1H NMR Spectra of Solids

Students will sometimes come into the lab with an insoluble organic material and ask me for a 1H NMR spectrum of the solid. My response is usually, "I'll draw it for you." after which I will draw a broad lump on the nearest piece of scrap paper and hand it to them with a smile. I will then explain why.

In the liquid state, molecules are randomly tumbling and the dipole-dipole coupling between the protons is averaged to zero allowing the observation of sharp resonances, isotropic chemical shifts and J coupling. In solids, the molecules are more rigid and each proton is dipolar coupled to many other protons.
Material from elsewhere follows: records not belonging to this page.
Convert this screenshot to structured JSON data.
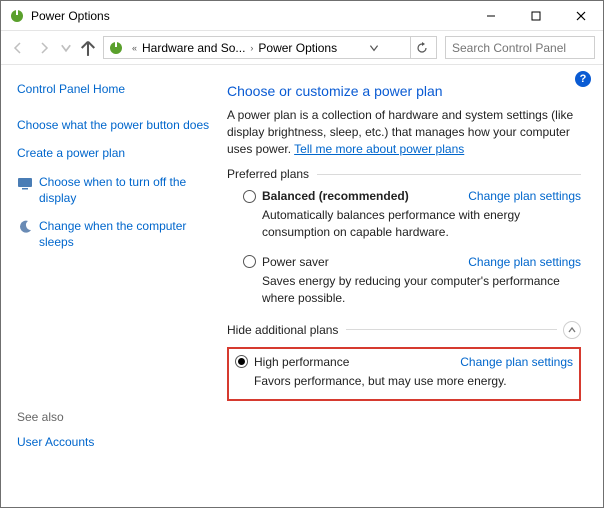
{
  "window": {
    "title": "Power Options"
  },
  "breadcrumb": {
    "seg1": "Hardware and So...",
    "seg2": "Power Options"
  },
  "search": {
    "placeholder": "Search Control Panel"
  },
  "sidebar": {
    "home": "Control Panel Home",
    "items": [
      "Choose what the power button does",
      "Create a power plan",
      "Choose when to turn off the display",
      "Change when the computer sleeps"
    ],
    "see_also": "See also",
    "user_accounts": "User Accounts"
  },
  "main": {
    "heading": "Choose or customize a power plan",
    "desc_pre": "A power plan is a collection of hardware and system settings (like display brightness, sleep, etc.) that manages how your computer uses power. ",
    "desc_link": "Tell me more about power plans",
    "preferred_label": "Preferred plans",
    "hide_label": "Hide additional plans",
    "change_link": "Change plan settings",
    "plans": {
      "balanced": {
        "name": "Balanced (recommended)",
        "desc": "Automatically balances performance with energy consumption on capable hardware."
      },
      "saver": {
        "name": "Power saver",
        "desc": "Saves energy by reducing your computer's performance where possible."
      },
      "high": {
        "name": "High performance",
        "desc": "Favors performance, but may use more energy."
      }
    }
  }
}
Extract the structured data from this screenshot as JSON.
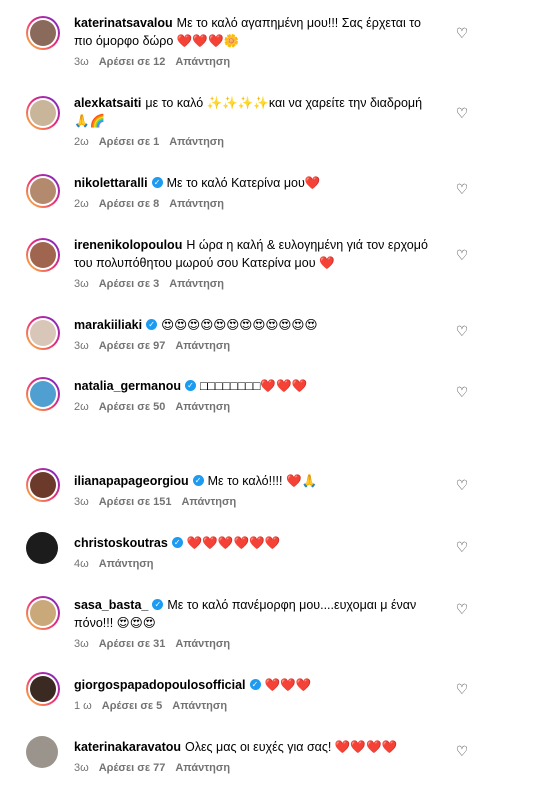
{
  "comments": [
    {
      "user": "katerinatsavalou",
      "verified": false,
      "text": "Με το καλό αγαπημένη μου!!! Σας έρχεται το πιο όμορφο δώρο ❤️❤️❤️🌼",
      "time": "3ω",
      "likes": "Αρέσει σε 12",
      "reply": "Απάντηση"
    },
    {
      "user": "alexkatsaiti",
      "verified": false,
      "text": "με το καλό ✨✨✨✨και να χαρείτε την διαδρομή 🙏🌈",
      "time": "2ω",
      "likes": "Αρέσει σε 1",
      "reply": "Απάντηση"
    },
    {
      "user": "nikolettaralli",
      "verified": true,
      "text": "Με το καλό Κατερίνα μου❤️",
      "time": "2ω",
      "likes": "Αρέσει σε 8",
      "reply": "Απάντηση"
    },
    {
      "user": "irenenikolopoulou",
      "verified": false,
      "text": "Η ώρα η καλή & ευλογημένη γιά τον ερχομό του πολυπόθητου μωρού σου Κατερίνα μου ❤️",
      "time": "3ω",
      "likes": "Αρέσει σε 3",
      "reply": "Απάντηση"
    },
    {
      "user": "marakiiliaki",
      "verified": true,
      "text": "😍😍😍😍😍😍😍😍😍😍😍😍",
      "time": "3ω",
      "likes": "Αρέσει σε 97",
      "reply": "Απάντηση"
    },
    {
      "user": "natalia_germanou",
      "verified": true,
      "text": "□□□□□□□□❤️❤️❤️",
      "time": "2ω",
      "likes": "Αρέσει σε 50",
      "reply": "Απάντηση"
    },
    {
      "user": "ilianapapageorgiou",
      "verified": true,
      "text": "Με το καλό!!!! ❤️🙏",
      "time": "3ω",
      "likes": "Αρέσει σε 151",
      "reply": "Απάντηση"
    },
    {
      "user": "christoskoutras",
      "verified": true,
      "text": "❤️❤️❤️❤️❤️❤️",
      "time": "4ω",
      "likes": "",
      "reply": "Απάντηση"
    },
    {
      "user": "sasa_basta_",
      "verified": true,
      "text": "Με το καλό πανέμορφη μου....ευχομαι μ έναν πόνο!!! 😍😍😍",
      "time": "3ω",
      "likes": "Αρέσει σε 31",
      "reply": "Απάντηση"
    },
    {
      "user": "giorgospapadopoulosofficial",
      "verified": true,
      "text": "❤️❤️❤️",
      "time": "1 ω",
      "likes": "Αρέσει σε 5",
      "reply": "Απάντηση"
    },
    {
      "user": "katerinakaravatou",
      "verified": false,
      "text": "Ολες μας οι ευχές για σας! ❤️❤️❤️❤️",
      "time": "3ω",
      "likes": "Αρέσει σε 77",
      "reply": "Απάντηση"
    }
  ],
  "colors": {
    "meta": "#737373",
    "verified": "#1d9bf0",
    "text": "#000000"
  },
  "icons": {
    "verified": "verified-check-icon",
    "like": "heart-outline-icon"
  }
}
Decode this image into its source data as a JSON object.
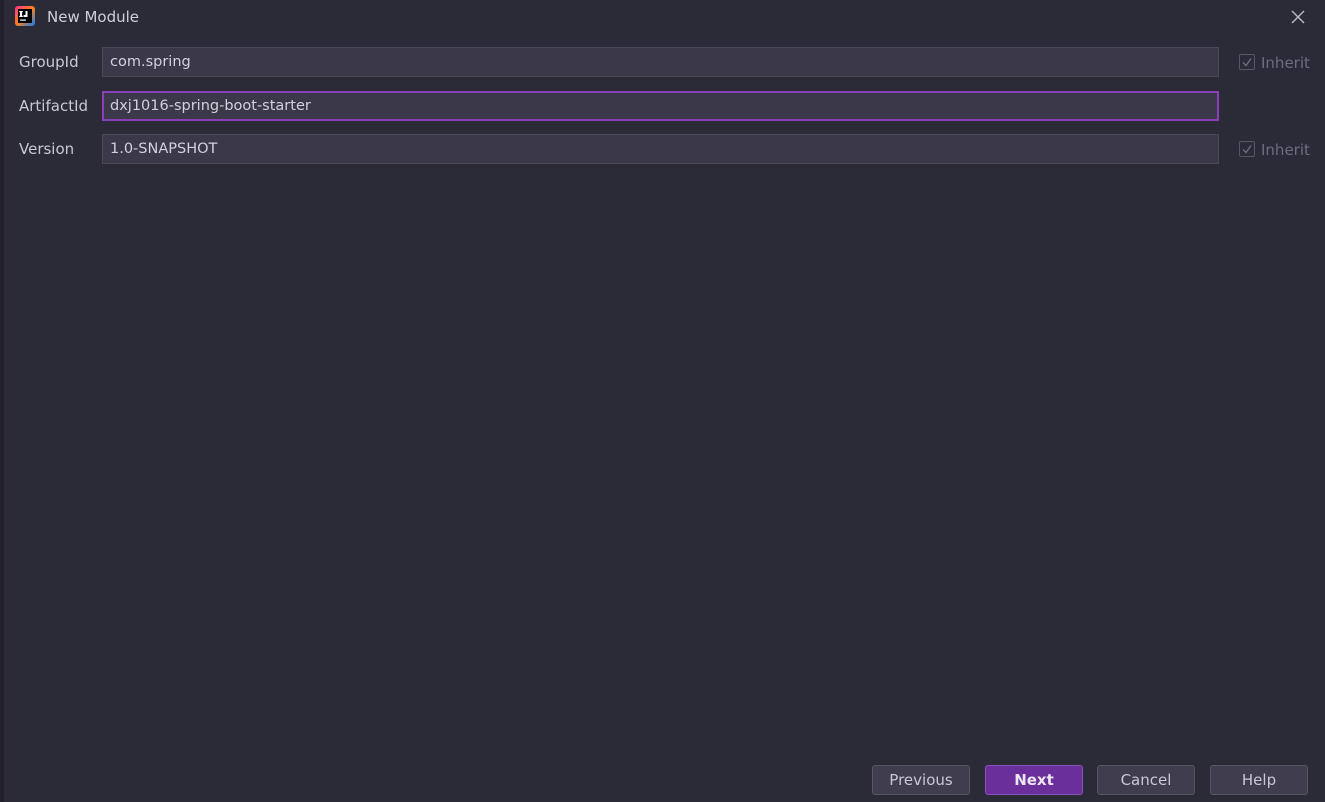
{
  "window": {
    "title": "New Module"
  },
  "form": {
    "groupId": {
      "label": "GroupId",
      "value": "com.spring",
      "inherit_label": "Inherit",
      "inherit_checked": true
    },
    "artifactId": {
      "label": "ArtifactId",
      "value": "dxj1016-spring-boot-starter"
    },
    "version": {
      "label": "Version",
      "value": "1.0-SNAPSHOT",
      "inherit_label": "Inherit",
      "inherit_checked": true
    }
  },
  "buttons": {
    "previous": "Previous",
    "next": "Next",
    "cancel": "Cancel",
    "help": "Help"
  },
  "colors": {
    "background": "#2b2a37",
    "input_bg": "#3a3849",
    "focus_border": "#8a3fb8",
    "primary_button": "#6a2f9a"
  },
  "icons": {
    "app": "intellij-idea-icon",
    "close": "close-icon",
    "check": "check-icon"
  }
}
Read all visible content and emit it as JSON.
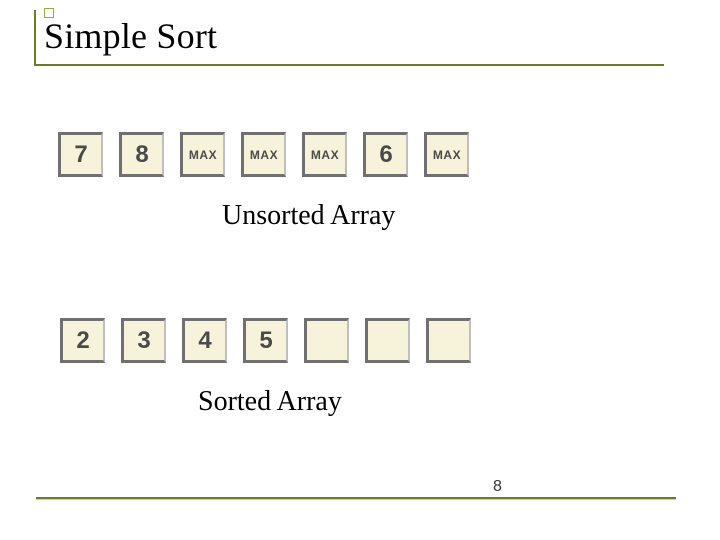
{
  "title": "Simple Sort",
  "unsorted": {
    "caption": "Unsorted Array",
    "cells": [
      {
        "kind": "num",
        "text": "7"
      },
      {
        "kind": "num",
        "text": "8"
      },
      {
        "kind": "max",
        "text": "MAX"
      },
      {
        "kind": "max",
        "text": "MAX"
      },
      {
        "kind": "max",
        "text": "MAX"
      },
      {
        "kind": "num",
        "text": "6"
      },
      {
        "kind": "max",
        "text": "MAX"
      }
    ]
  },
  "sorted": {
    "caption": "Sorted Array",
    "cells": [
      {
        "kind": "num",
        "text": "2"
      },
      {
        "kind": "num",
        "text": "3"
      },
      {
        "kind": "num",
        "text": "4"
      },
      {
        "kind": "num",
        "text": "5"
      },
      {
        "kind": "blank",
        "text": ""
      },
      {
        "kind": "blank",
        "text": ""
      },
      {
        "kind": "blank",
        "text": ""
      }
    ]
  },
  "page": "8",
  "chart_data": {
    "type": "table",
    "title": "Simple Sort",
    "series": [
      {
        "name": "Unsorted Array",
        "values": [
          "7",
          "8",
          "MAX",
          "MAX",
          "MAX",
          "6",
          "MAX"
        ]
      },
      {
        "name": "Sorted Array",
        "values": [
          "2",
          "3",
          "4",
          "5",
          "",
          "",
          ""
        ]
      }
    ]
  }
}
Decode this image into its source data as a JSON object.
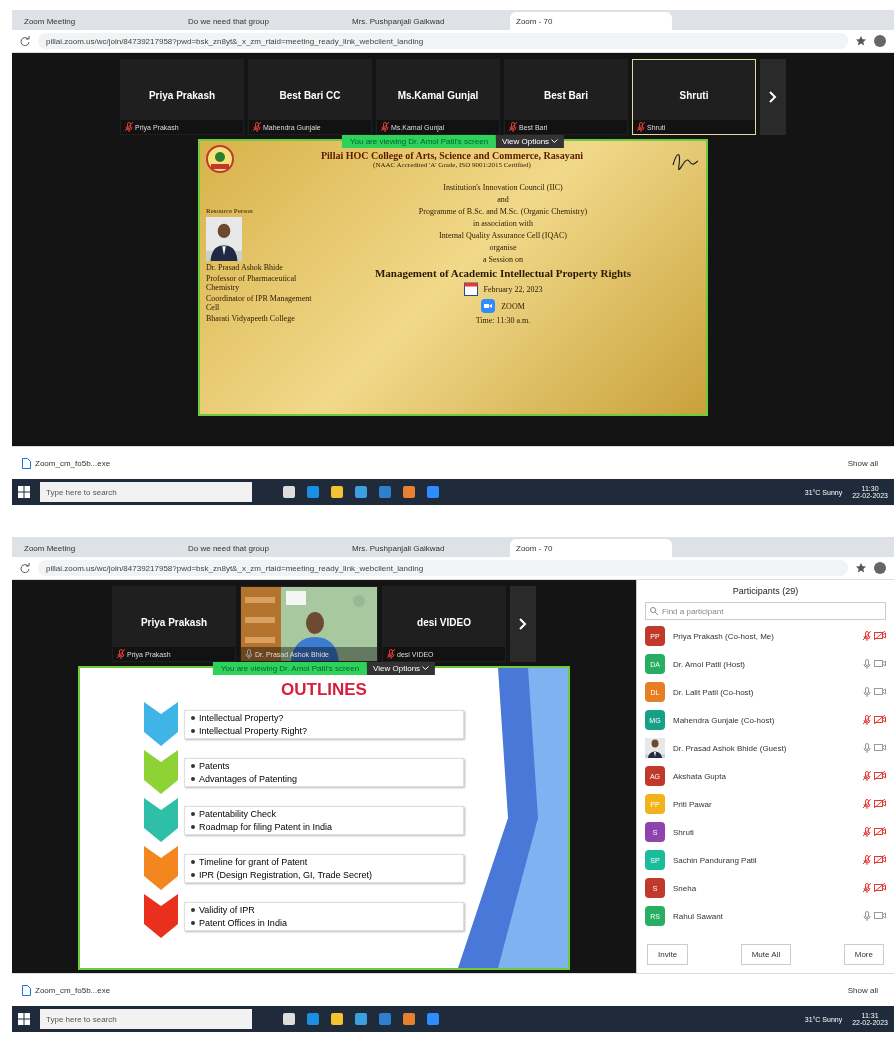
{
  "screenshots": [
    {
      "browser_tabs": [
        {
          "label": "Zoom Meeting",
          "selected": false
        },
        {
          "label": "Do we need that group",
          "selected": false
        },
        {
          "label": "Mrs. Pushpanjali Gaikwad",
          "selected": false
        },
        {
          "label": "Zoom - 70",
          "selected": true
        }
      ],
      "address": "pillai.zoom.us/wc/join/84739217958?pwd=bsk_zn8yt&_x_zm_rtaid=meeting_ready_link_webclient_landing",
      "meeting": {
        "video_strip": [
          {
            "name": "Priya Prakash",
            "caption": "Priya Prakash",
            "selected": false
          },
          {
            "name": "Best Bari CC",
            "caption": "Mahendra Gunjale",
            "selected": false
          },
          {
            "name": "Ms.Kamal Gunjal",
            "caption": "Ms.Kamal Gunjal",
            "selected": false
          },
          {
            "name": "Best Bari",
            "caption": "Best Bari",
            "selected": false
          },
          {
            "name": "Shruti",
            "caption": "Shruti",
            "selected": true
          }
        ],
        "share_banner": "You are viewing Dr. Amol Patil's screen",
        "view_options": "View Options",
        "slide": {
          "kind": "flyer",
          "college": "Pillai HOC College of Arts, Science and Commerce, Rasayani",
          "accreditation": "(NAAC Accredited 'A' Grade, ISO 9001:2015 Certified)",
          "lines": [
            "Institution's Innovation Council (IIC)",
            "and",
            "Programme of B.Sc. and M.Sc. (Organic Chemistry)",
            "in association with",
            "Internal Quality Assurance Cell (IQAC)",
            "organise",
            "a Session on"
          ],
          "title": "Management of Academic Intellectual Property Rights",
          "date": "February 22, 2023",
          "platform": "ZOOM",
          "time": "Time: 11:30 a.m.",
          "resource_label": "Resource Person",
          "speaker_lines": [
            "Dr. Prasad Ashok Bhide",
            "Professor of Pharmaceutical Chemistry",
            "Coordinator of IPR Management Cell",
            "Bharati Vidyapeeth College"
          ]
        }
      },
      "download_bar": {
        "file": "Zoom_cm_fo5b...exe",
        "show_all": "Show all"
      },
      "taskbar": {
        "search_placeholder": "Type here to search",
        "weather": "31°C Sunny",
        "time": "11:30",
        "date": "22-02-2023"
      }
    },
    {
      "browser_tabs": [
        {
          "label": "Zoom Meeting",
          "selected": false
        },
        {
          "label": "Do we need that group",
          "selected": false
        },
        {
          "label": "Mrs. Pushpanjali Gaikwad",
          "selected": false
        },
        {
          "label": "Zoom - 70",
          "selected": true
        }
      ],
      "address": "pillai.zoom.us/wc/join/84739217958?pwd=bsk_zn8yt&_x_zm_rtaid=meeting_ready_link_webclient_landing",
      "meeting": {
        "video_strip": [
          {
            "kind": "name",
            "name": "Priya Prakash",
            "caption": "Priya Prakash"
          },
          {
            "kind": "video",
            "caption": "Dr. Prasad Ashok Bhide"
          },
          {
            "kind": "name",
            "name": "desi VIDEO",
            "caption": "desi VIDEO"
          }
        ],
        "share_banner": "You are viewing Dr. Amol Patil's screen",
        "view_options": "View Options",
        "slide": {
          "kind": "outline",
          "title": "OUTLINES",
          "groups": [
            {
              "color": "#3fb4e6",
              "items": [
                "Intellectual Property?",
                "Intellectual Property Right?"
              ]
            },
            {
              "color": "#8dd335",
              "items": [
                "Patents",
                "Advantages of Patenting"
              ]
            },
            {
              "color": "#2fbfa8",
              "items": [
                "Patentability Check",
                "Roadmap for filing Patent in India"
              ]
            },
            {
              "color": "#f3861f",
              "items": [
                "Timeline for grant of Patent",
                "IPR (Design Registration, GI, Trade Secret)"
              ]
            },
            {
              "color": "#e8301c",
              "items": [
                "Validity of IPR",
                "Patent Offices in India"
              ]
            }
          ]
        }
      },
      "participants": {
        "title": "Participants (29)",
        "search_placeholder": "Find a participant",
        "people": [
          {
            "kind": "initials",
            "initials": "PP",
            "name": "Priya Prakash (Co-host, Me)",
            "color": "#c0392b",
            "muted": true
          },
          {
            "kind": "initials",
            "initials": "DA",
            "name": "Dr. Amol Patil (Host)",
            "color": "#27ae60",
            "muted": false
          },
          {
            "kind": "initials",
            "initials": "DL",
            "name": "Dr. Lalit Patil (Co-host)",
            "color": "#e67e22",
            "muted": false
          },
          {
            "kind": "initials",
            "initials": "MG",
            "name": "Mahendra Gunjale (Co-host)",
            "color": "#16a085",
            "muted": true
          },
          {
            "name": "Dr. Prasad Ashok Bhide (Guest)",
            "muted": false
          },
          {
            "kind": "initials",
            "initials": "AG",
            "name": "Akshata Gupta",
            "color": "#c0392b",
            "muted": true
          },
          {
            "kind": "initials",
            "initials": "PP",
            "name": "Priti Pawar",
            "color": "#f1b21d",
            "muted": true
          },
          {
            "kind": "initials",
            "initials": "S",
            "name": "Shruti",
            "color": "#8e44ad",
            "muted": true
          },
          {
            "kind": "initials",
            "initials": "SP",
            "name": "Sachin Pandurang Patil",
            "color": "#1abc9c",
            "muted": true
          },
          {
            "kind": "initials",
            "initials": "S",
            "name": "Sneha",
            "color": "#c0392b",
            "muted": true
          },
          {
            "kind": "initials",
            "initials": "RS",
            "name": "Rahul Sawant",
            "color": "#27ae60",
            "muted": false
          }
        ],
        "buttons": [
          "Invite",
          "Mute All",
          "More"
        ]
      },
      "download_bar": {
        "file": "Zoom_cm_fo5b...exe",
        "show_all": "Show all"
      },
      "taskbar": {
        "search_placeholder": "Type here to search",
        "weather": "31°C Sunny",
        "time": "11:31",
        "date": "22-02-2023"
      }
    }
  ]
}
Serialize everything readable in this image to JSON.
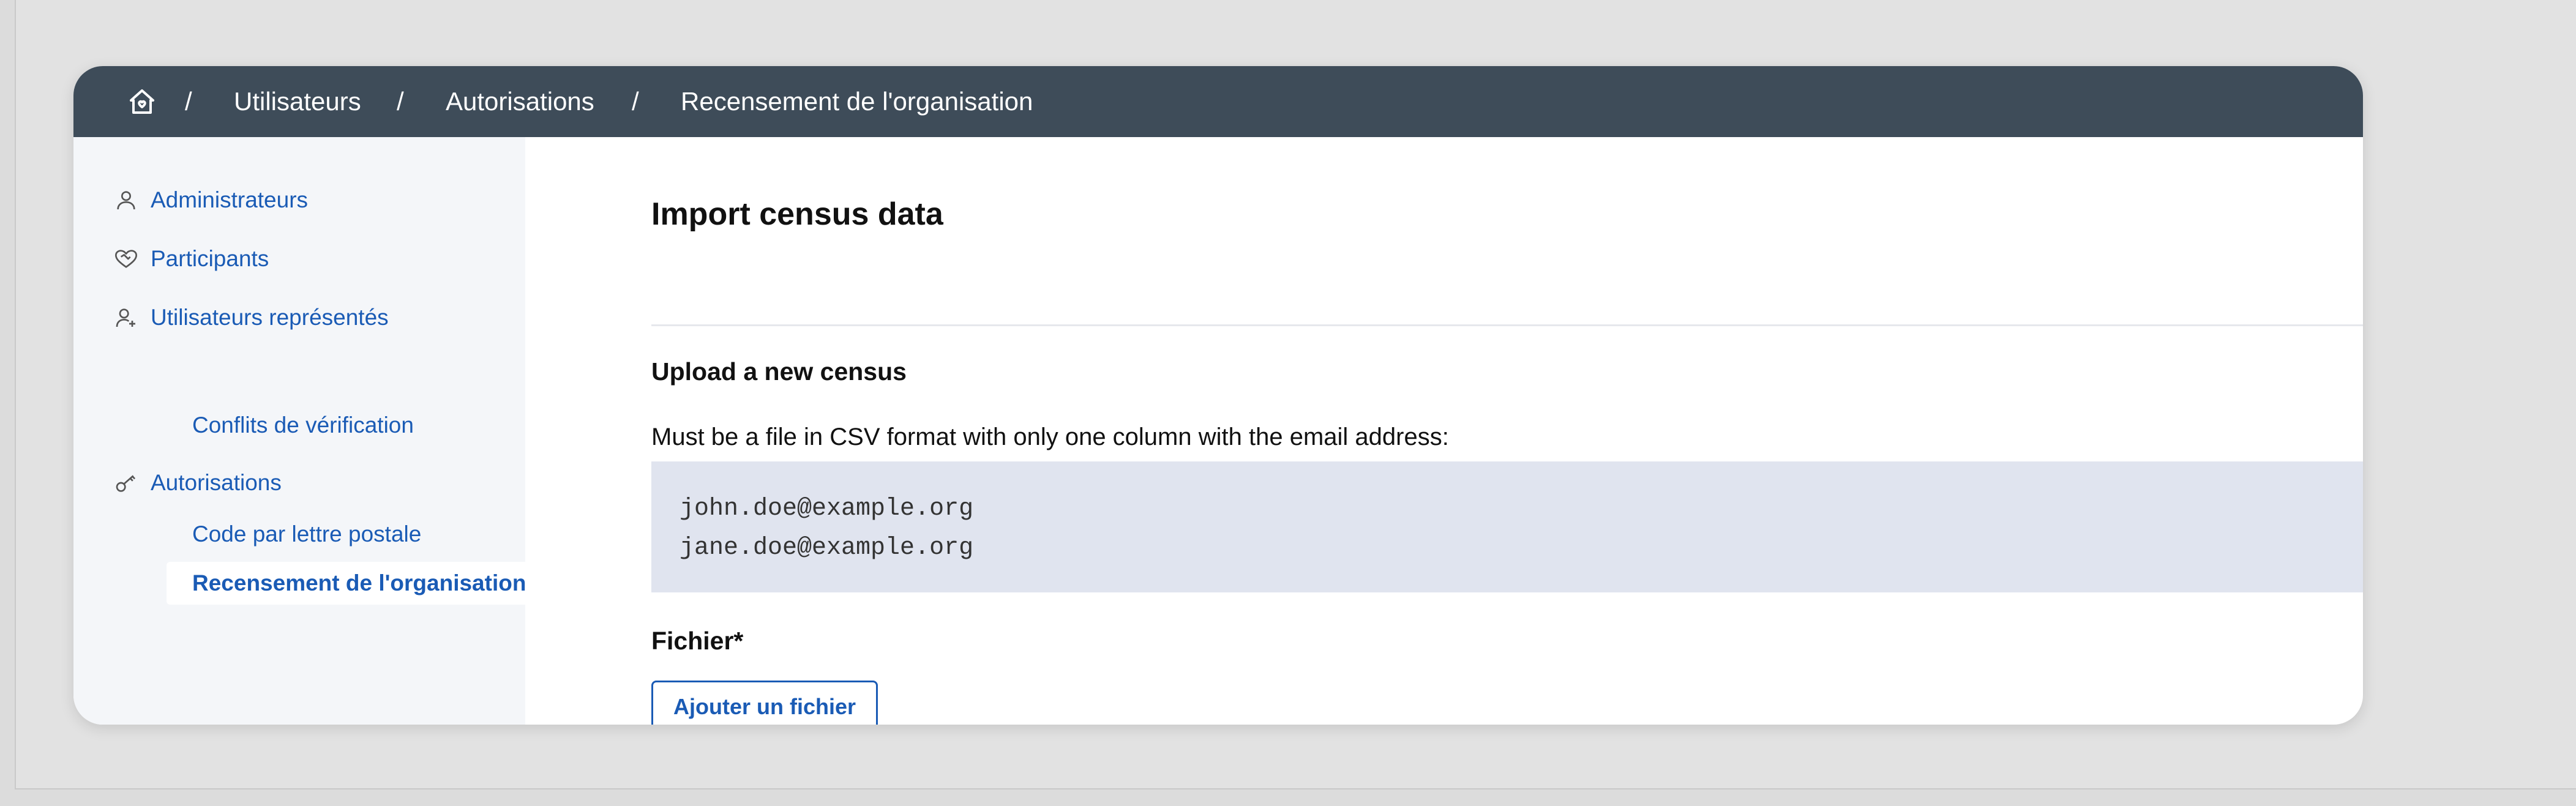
{
  "breadcrumb": {
    "separator": "/",
    "items": [
      "Utilisateurs",
      "Autorisations",
      "Recensement de l'organisation"
    ]
  },
  "sidebar": {
    "items": [
      {
        "label": "Administrateurs",
        "icon": "user-icon"
      },
      {
        "label": "Participants",
        "icon": "heart-handshake-icon"
      },
      {
        "label": "Utilisateurs représentés",
        "icon": "user-add-icon"
      },
      {
        "label": "Autorisations",
        "icon": "key-icon"
      }
    ],
    "subitems": {
      "verification_conflicts": "Conflits de vérification",
      "postal_code": "Code par lettre postale",
      "census": "Recensement de l'organisation"
    }
  },
  "main": {
    "title": "Import census data",
    "subtitle": "Upload a new census",
    "description": "Must be a file in CSV format with only one column with the email address:",
    "code_lines": [
      "john.doe@example.org",
      "jane.doe@example.org"
    ],
    "file_label": "Fichier*",
    "add_file_button": "Ajouter un fichier"
  },
  "colors": {
    "topbar": "#3e4c59",
    "link": "#1a5bb5",
    "code_bg": "#e0e4ef",
    "sidebar_bg": "#f4f6f9"
  }
}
All of the protons are coupled together in a large network. Since the dipolar coupling is much larger than the chemical shift range and any J coupling, the spectrum appears as a broad lump, typically about 50 kHz or so in width. Magic angle spinning will help the situation but is not usually fast enough to average the dipolar coupling. "High" resolution 1H spectra of solids can be obtained (with great effort!) by combining magic angle spinning and multiple pulse decoupling (CRAMPS). In this method points are sampled during windows in the multiple pulse decoupling scheme. Typical resolution in a CRAMPS spectrum is still only about 1 ppm or so. In the figure below, 1H NMR spectra are compared for a static organic solid, an organic solid spinning at the magic angle at 12 kHz and the same solid dissolved in a solvent. In the MAS spectrum one can see that the 1H resonance is narrower with spinning sidebands at 12 kHz, however the resolution is insufficient to observe discreet resonances.


Anonymous said...

Hi Glenn,

welcome to the 21st Century!

Glenn Facey said...

Hi Victor,

Yes, a VERY BEAUTIFUL 900 MHz 1H spectrum of solid glycine indeed. It really shows how far solid state NMR has come and highlights the ability of our National Ultrahigh-Field NMR Facility for Solids, however, even at the highest available fields and the incredible spinning speed of 70 kHz, the line widths are still ~ 1 ppm. This is hardly high resolution in comparison to the spectra of liquids where the line widths are typically 3 orders of magnitude smaller. Perhaps the 22nd century will have more to offer.